Ruhuma gam işliyorum gecenin kenarından. En güzel oyalara senin adını vermek temennisiyle. Sonra adını verdiğim bütün emekleri bir çırpıda kalemimden söküyorum...Her yanım sökük, her yanım yarım. Hiçbir yanımdan ele alınamayacak kadar naçarım. Sökülmüş aklımda kalmış elişi ayrılıklarım. Aklıma gülüşün düşüyor bir an, gözümden düşüyorum. Al götür bu ayrılığı benden. Daha fazla katlanamıyorum.

Bir solukta telkinlerimden sıyırıyorum kendimi. Avutulamayacak kadar derinlere gömdüm sözlerimi. Vahim çığlıklar ötüyor dumanlı başımda. Cümlelerimin ipinden tavana asıyorum düşlerimi. Sallandırılıyor hayaller gözbebeklerimde ve elimden sıyrılıp ziyanlığa düşen 'sen' o hayallerin 'en' merkezinde.

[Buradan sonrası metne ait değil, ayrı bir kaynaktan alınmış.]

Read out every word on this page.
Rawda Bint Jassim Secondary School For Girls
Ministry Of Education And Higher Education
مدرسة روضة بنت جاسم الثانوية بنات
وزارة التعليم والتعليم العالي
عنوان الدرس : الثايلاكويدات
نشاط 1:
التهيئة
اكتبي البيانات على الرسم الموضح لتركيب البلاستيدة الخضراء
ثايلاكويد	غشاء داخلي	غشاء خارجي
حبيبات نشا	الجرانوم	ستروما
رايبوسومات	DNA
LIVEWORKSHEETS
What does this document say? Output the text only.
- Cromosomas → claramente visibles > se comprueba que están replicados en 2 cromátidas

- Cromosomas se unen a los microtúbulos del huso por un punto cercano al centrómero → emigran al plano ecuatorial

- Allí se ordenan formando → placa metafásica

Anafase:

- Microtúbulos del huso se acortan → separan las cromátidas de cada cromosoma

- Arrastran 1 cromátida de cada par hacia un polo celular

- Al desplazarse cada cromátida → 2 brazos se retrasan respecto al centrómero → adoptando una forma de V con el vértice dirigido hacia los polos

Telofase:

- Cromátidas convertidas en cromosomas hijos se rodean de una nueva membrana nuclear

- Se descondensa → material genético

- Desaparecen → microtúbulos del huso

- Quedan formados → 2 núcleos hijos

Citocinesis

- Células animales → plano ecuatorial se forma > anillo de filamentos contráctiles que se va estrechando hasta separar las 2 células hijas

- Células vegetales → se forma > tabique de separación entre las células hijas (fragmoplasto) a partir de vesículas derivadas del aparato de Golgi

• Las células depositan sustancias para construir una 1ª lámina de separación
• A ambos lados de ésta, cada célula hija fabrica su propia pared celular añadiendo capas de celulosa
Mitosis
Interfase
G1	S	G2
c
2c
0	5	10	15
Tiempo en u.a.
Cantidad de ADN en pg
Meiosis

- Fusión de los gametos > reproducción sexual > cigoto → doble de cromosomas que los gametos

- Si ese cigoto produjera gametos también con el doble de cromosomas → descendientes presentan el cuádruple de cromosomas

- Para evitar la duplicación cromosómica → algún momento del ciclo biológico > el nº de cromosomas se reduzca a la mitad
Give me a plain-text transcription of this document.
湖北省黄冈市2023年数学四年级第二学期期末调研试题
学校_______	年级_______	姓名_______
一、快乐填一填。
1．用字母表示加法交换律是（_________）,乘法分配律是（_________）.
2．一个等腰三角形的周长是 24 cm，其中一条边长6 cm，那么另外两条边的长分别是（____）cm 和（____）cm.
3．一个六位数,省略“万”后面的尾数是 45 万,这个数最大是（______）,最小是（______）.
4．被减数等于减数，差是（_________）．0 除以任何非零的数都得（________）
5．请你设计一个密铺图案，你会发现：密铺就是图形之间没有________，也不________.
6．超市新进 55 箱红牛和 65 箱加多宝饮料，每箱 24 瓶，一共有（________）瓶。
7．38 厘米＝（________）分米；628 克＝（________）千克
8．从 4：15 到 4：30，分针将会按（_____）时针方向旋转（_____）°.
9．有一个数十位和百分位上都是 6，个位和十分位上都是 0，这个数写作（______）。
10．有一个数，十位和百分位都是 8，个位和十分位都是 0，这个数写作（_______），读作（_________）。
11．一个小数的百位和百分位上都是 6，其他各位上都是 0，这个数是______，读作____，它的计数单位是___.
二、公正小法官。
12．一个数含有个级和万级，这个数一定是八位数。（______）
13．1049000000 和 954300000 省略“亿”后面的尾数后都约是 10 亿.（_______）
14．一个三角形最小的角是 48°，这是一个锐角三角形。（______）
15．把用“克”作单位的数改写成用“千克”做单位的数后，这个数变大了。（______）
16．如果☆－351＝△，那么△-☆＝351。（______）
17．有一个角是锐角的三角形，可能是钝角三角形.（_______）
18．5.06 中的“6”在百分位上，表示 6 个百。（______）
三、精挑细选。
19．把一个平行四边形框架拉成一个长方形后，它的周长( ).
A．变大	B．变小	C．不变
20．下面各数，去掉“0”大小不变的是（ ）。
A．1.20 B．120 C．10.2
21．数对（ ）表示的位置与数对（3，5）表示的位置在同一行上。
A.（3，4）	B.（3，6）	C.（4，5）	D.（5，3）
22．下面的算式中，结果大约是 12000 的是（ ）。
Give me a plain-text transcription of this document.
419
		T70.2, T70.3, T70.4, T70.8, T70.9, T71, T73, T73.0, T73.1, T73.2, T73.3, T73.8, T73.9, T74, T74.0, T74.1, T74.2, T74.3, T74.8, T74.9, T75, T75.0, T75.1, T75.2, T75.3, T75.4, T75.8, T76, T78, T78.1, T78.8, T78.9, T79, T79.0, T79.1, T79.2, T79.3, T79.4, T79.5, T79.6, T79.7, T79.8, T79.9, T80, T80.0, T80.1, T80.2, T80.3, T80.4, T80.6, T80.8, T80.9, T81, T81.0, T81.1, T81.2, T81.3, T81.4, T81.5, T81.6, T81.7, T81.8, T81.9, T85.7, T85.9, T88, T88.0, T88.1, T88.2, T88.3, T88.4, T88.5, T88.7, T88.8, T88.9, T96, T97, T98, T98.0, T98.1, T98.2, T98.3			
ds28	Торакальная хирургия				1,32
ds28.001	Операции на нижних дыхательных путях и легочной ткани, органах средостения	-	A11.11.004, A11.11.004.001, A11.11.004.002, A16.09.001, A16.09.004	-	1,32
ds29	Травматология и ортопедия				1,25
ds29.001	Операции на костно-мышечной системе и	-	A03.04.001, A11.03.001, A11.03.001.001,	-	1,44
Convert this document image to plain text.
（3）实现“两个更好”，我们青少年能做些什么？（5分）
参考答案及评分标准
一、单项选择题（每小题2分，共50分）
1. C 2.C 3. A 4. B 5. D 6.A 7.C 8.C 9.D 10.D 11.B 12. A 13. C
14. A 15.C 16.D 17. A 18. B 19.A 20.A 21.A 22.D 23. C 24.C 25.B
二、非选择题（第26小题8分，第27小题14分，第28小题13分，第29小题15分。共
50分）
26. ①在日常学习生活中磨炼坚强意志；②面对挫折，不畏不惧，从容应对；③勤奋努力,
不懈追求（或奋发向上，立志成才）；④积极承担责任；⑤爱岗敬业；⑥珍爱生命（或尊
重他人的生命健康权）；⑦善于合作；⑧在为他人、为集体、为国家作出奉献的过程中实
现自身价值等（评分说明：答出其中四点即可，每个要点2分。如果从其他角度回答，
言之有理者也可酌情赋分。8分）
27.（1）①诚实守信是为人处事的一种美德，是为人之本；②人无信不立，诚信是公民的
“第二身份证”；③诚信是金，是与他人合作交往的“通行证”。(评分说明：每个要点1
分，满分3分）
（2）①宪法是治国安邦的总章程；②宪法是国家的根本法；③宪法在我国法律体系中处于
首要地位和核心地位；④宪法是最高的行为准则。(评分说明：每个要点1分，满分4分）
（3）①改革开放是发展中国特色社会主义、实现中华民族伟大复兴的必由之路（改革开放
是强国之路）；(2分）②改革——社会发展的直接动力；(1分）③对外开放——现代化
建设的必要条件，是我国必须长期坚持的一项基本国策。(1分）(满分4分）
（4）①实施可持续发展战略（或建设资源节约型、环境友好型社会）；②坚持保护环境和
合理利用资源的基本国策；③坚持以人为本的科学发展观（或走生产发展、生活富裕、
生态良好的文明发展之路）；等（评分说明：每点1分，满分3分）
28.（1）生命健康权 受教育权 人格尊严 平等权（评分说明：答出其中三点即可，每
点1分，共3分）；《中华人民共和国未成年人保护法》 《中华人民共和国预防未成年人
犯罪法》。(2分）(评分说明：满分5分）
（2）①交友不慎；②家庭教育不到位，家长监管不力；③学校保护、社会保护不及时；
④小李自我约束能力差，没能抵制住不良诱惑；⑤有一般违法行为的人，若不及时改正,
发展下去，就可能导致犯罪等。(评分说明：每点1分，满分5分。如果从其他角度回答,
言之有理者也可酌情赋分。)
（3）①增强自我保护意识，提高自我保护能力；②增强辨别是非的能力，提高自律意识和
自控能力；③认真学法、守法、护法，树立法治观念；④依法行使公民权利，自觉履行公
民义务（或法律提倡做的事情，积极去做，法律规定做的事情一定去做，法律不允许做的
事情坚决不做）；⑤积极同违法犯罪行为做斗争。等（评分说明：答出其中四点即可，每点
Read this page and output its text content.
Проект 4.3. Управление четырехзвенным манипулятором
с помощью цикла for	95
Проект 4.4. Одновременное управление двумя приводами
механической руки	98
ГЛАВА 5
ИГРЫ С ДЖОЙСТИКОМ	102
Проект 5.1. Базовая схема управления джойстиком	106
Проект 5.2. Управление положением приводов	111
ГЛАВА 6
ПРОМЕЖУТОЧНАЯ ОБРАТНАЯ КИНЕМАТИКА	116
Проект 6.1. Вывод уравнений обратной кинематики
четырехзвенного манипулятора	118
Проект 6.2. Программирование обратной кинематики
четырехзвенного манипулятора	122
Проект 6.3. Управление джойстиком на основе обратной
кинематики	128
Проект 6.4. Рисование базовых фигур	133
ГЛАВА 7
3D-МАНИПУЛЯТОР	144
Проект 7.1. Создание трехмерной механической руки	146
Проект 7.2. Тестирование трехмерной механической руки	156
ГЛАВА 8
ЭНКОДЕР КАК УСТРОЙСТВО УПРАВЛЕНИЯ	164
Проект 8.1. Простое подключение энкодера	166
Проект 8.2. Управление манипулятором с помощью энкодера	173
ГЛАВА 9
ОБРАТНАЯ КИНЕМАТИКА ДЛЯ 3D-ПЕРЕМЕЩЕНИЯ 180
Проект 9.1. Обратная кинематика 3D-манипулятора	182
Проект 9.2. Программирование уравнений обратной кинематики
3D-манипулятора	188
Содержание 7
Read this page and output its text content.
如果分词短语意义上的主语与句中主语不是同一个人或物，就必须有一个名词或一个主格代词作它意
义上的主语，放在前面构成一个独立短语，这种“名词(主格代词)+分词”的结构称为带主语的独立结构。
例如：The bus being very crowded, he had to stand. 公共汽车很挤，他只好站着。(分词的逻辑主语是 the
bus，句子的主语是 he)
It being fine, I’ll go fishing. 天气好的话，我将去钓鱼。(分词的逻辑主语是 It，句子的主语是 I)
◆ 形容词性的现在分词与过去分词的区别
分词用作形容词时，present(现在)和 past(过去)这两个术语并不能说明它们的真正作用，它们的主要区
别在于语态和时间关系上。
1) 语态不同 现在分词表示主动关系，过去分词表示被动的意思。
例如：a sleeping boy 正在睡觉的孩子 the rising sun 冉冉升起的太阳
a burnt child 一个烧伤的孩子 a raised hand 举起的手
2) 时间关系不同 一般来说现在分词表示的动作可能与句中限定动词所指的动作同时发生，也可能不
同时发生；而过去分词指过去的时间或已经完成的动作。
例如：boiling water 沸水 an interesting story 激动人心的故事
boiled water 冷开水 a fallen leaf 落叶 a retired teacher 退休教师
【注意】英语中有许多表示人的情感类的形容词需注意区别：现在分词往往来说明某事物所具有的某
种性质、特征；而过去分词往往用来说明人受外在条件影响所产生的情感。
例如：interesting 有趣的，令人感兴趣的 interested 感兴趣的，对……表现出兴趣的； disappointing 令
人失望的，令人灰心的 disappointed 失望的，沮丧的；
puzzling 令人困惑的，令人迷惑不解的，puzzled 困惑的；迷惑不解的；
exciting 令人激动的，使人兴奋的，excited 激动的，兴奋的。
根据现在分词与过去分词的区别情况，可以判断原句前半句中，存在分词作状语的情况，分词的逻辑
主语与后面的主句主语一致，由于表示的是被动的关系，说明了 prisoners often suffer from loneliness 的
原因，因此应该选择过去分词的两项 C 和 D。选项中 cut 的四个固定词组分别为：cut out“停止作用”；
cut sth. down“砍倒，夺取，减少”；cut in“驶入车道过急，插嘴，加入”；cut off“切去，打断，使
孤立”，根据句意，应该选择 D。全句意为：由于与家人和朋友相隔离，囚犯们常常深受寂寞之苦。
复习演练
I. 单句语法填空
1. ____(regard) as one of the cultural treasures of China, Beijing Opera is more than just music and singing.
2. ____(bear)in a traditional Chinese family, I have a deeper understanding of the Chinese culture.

Tercümanı olamıyor hiçbir lisan dilimin. Belki de dilimden fazla elimin. Kelimelerimin yörüngesine girdiğinden beri, ham bir sevdanın etkisindeyim. Yoğurulmamış hiçbir duygu. Öylece bıraktığın gibiyim..Gibiden de öte hatta ki öyleyim. Sabrı sende öğrendim, sükutu yüzündeki duvarlardan dinledim. Şimdi karşımda kendi kendimin seyircisiyim.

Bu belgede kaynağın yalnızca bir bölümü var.